Colleges and universities spend millions of dollars on their police forces; Stanford University spends roughly $25 million on its Department of Public Safety alone, or roughly one-third of the entire budget for the Office of Student Affairs (and its 29 offices combined). To our knowledge, this is one of the most expensive campus police departments in the country: UC Berkeley spends $3 million less for a campus population over twice our size. This spending occurs while states cut appropriations for higher education and schools impose layoffs, furlough workers, slash wages and more amid the pandemic.
Yet none of this increased spending, militarization and policing leaves us any more safe. In 2015, Sam DuBose, an unarmed Black man, was shot and killed by a University of Cincinnati police officer during a traffic stop. In 2017, campus police killed Georgia Tech student Scout Schultz during a period of distress due to mental illness. In 2018, the University of Chicago Police Department shot Charles Thomas, a fourth-year Black student, during a mental health crisis. Also in 2018, Portland State University fired at Jason Washington 17 times and killed him as he was trying to break up a fight. A Yale campus officer was one of two officers who shot Stephanie Washington, an unarmed Black woman, in New Haven in 2019. In the past decade, California State University police officers have killed two unarmed people of color and maintained a jail on the CSU Northridge campus. The University of California police system has a history of using its police departments to brutalize students and to surveil and assault activists.

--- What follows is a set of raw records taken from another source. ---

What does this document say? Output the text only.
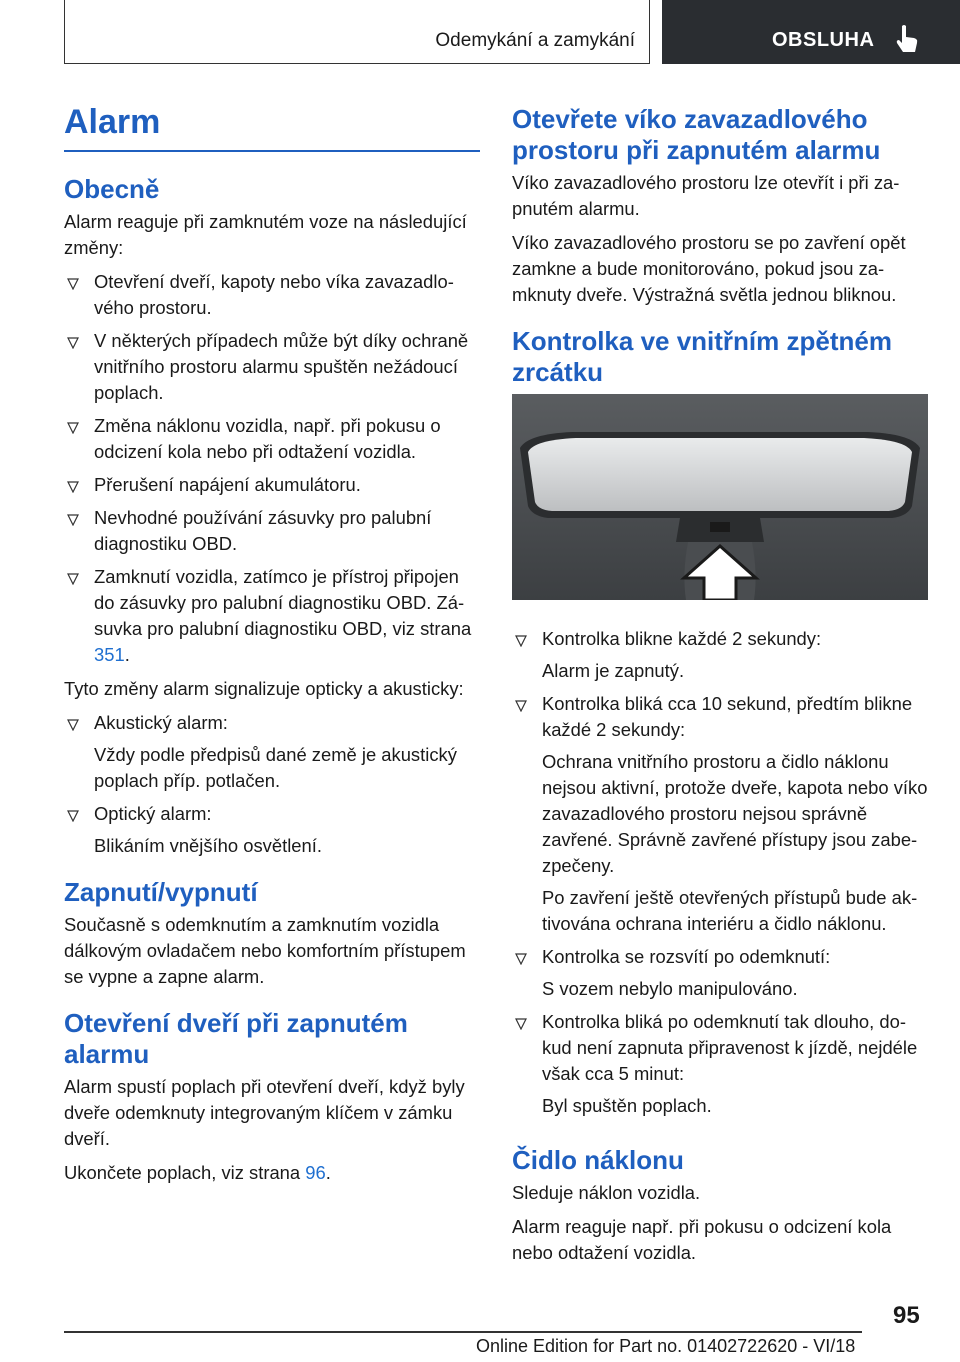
Odemykání a zamykání	OBSLUHA
Alarm
Obecně

Alarm reaguje při zamknutém voze na následující změny:

Otevření dveří, kapoty nebo víka zavazadlového prostoru.
V některých případech může být díky ochraně vnitřního prostoru alarmu spuštěn nežádoucí poplach.
Změna náklonu vozidla, např. při pokusu o odcizení kola nebo při odtažení vozidla.
Přerušení napájení akumulátoru.
Nevhodné používání zásuvky pro palubní diagnostiku OBD.
Zamknutí vozidla, zatímco je přístroj připojen do zásuvky pro palubní diagnostiku OBD. Zásuvka pro palubní diagnostiku OBD, viz strana 351.

Tyto změny alarm signalizuje opticky a akusticky:

Akustický alarm:

Vždy podle předpisů dané země je akustický poplach příp. potlačen.

Optický alarm:

Blikáním vnějšího osvětlení.

Zapnutí/vypnutí

Současně s odemknutím a zamknutím vozidla dálkovým ovladačem nebo komfortním přístupem se vypne a zapne alarm.

Otevření dveří při zapnutém alarmu

Alarm spustí poplach při otevření dveří, když byly dveře odemknuty integrovaným klíčem v zámku dveří.

Ukončete poplach, viz strana 96.

Otevřete víko zavazadlového prostoru při zapnutém alarmu

Víko zavazadlového prostoru lze otevřít i při zapnutém alarmu.

Víko zavazadlového prostoru se po zavření opět zamkne a bude monitorováno, pokud jsou zamknuty dveře. Výstražná světla jednou bliknou.

Kontrolka ve vnitřním zpětném zrcátku
Kontrolka blikne každé 2 sekundy:

Alarm je zapnutý.

Kontrolka bliká cca 10 sekund, předtím blikne každé 2 sekundy:

Ochrana vnitřního prostoru a čidlo náklonu nejsou aktivní, protože dveře, kapota nebo víko zavazadlového prostoru nejsou správně zavřené. Správně zavřené přístupy jsou zabezpečeny.

Po zavření ještě otevřených přístupů bude aktivována ochrana interiéru a čidlo náklonu.

Kontrolka se rozsvítí po odemknutí:

S vozem nebylo manipulováno.

Kontrolka bliká po odemknutí tak dlouho, dokud není zapnuta připravenost k jízdě, nejdéle však cca 5 minut:

Byl spuštěn poplach.

Čidlo náklonu

Sleduje náklon vozidla.

Alarm reaguje např. při pokusu o odcizení kola nebo odtažení vozidla.

95
Online Edition for Part no. 01402722620 - VI/18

And in 2002, an SUDPS deputy was involved in the fatal shooting of Pedro Calderon at the base of the Stanford foothills.
These countless incidents of repression, racial profiling, brutality and violence — fundamental characteristics of policing, inherent to its design — are why we choose to join the national Cops off Campus Coalition’s May 3 Day of Refusal.
On Monday, May 3, we join the countless students, faculty and staff who are absenting themselves from work, class, teaching and all forms of university labor. We cannot be complicit in the violence of our institutions. Students, faculty, staff, alumni, any group affiliated with the University — we must use our respective positionalities to pressure our institutions to take care of us and our communities. At profit-hungry universities, this won’t happen on its own. We have to mobilize our people power and demand change. So, we encourage all members of all campus communities, whether or not classes are in session at their institution, to withhold their labor on May 3 in solidarity with the movement to abolish campus police and all police in general.
On May 3, we will gather at White Plaza to hear and see a chorus of campaigns joined in this struggle, which will be streamed across multiple platforms at 11 a.m. PT. We will continue to hold this space for folks interested in abolition and our work, until and through the nation-wide dance party event at 1 p.m. PT. This Day of Refusal across Turtle Island is only the beginning of Abolition May, a series of direct actions taken up by member campuses throughout the month, beginning with all campuses on May 3 and community events on May 25 in honor of the life of George Floyd, who was murdered by Minneapolis police on May 25, 2020. Each campaign has its own individual targets, demands and tactics, but all unite under one principled demand: an end to campus policing.